通过结合选择性液体滤波器和相变材料实现CPV/T系统对全太阳光谱的充分利用

Abstract Effectively utilizing the solar spectrum in concentrated photovoltaic/thermal (CPV/T) systems remains challenging due to significant heat losses and insufficient thermal decoupling between PV cells and thermal absorbers. This study reports a novel bypass CPV/T design employing water as both a spectral liquid filter (SLF) and active coolant, paired with phase change materials (PCMs) for passive cooling. Through detailed three-dimensional computational fluid dynamics simulations, the overall performance of the hybrid CPV/T-PCM/SBS (spectral beam splitting) system is explored, and the key parameters to maximize the energy productivity and economic feasibility are determined.
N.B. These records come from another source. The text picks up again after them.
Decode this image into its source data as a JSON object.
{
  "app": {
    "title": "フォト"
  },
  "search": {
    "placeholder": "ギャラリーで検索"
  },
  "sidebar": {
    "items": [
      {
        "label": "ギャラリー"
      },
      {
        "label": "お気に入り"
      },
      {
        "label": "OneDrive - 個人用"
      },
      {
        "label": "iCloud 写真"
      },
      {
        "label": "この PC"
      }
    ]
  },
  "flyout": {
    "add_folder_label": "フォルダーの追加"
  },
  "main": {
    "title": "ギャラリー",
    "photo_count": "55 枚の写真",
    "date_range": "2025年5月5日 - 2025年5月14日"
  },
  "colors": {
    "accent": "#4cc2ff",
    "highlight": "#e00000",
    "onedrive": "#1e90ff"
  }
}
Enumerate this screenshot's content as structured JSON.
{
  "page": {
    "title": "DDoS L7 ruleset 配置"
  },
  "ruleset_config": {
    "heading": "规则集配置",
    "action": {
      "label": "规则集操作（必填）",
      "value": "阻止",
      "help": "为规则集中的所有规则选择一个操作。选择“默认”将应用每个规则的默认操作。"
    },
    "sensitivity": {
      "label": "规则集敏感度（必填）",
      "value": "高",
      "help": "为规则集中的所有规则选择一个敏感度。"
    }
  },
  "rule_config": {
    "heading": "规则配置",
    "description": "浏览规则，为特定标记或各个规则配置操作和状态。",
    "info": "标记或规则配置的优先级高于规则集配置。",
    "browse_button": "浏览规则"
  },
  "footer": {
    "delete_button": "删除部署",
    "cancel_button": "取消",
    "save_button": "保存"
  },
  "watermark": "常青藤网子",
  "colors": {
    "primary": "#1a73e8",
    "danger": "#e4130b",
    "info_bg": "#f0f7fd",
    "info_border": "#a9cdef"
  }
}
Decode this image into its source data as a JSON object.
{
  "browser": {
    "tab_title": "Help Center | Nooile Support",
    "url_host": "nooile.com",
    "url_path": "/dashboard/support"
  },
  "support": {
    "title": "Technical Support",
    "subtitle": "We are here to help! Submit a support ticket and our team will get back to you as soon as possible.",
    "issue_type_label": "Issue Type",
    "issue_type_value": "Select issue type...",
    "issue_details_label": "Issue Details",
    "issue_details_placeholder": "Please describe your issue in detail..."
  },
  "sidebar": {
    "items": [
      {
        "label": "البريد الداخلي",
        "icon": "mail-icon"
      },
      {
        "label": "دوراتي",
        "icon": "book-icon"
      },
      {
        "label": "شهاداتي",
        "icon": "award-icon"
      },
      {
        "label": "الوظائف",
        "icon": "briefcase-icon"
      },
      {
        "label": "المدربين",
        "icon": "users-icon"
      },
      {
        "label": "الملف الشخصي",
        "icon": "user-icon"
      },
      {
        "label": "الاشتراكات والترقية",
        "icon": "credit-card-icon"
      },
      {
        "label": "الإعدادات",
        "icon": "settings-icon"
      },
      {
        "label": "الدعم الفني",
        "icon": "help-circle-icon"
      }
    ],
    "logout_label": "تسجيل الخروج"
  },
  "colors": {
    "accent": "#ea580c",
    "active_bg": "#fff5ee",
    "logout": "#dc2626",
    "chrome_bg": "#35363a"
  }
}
While a thicker SLF improves the heat recovery, the produced electricity is sacrificed owing to the reduced light transmission in the PV waveband. Conversely, a thinner SLF increases the electrical power but causes higher PV cell temperatures and reduced thermal gains. Balancing the SLF thickness and concentrating ratio ( CR ) is critical to enhance the system efficiency. For the designed module, the optimal design features an SLF thickness of 6.045 mm, a flow rate of 0.105 kg/s, and a PCM layer thickness of 28.266 mm at CR ∼ 20. Optimizing the optical characteristics of the SLF and the thermophysical properties of the PCM allows for maximizing the productivity of the CPV/T-PCM/SBS system, making it a promising solution for high concentrated solar applications with efficient energy generation and thermal management.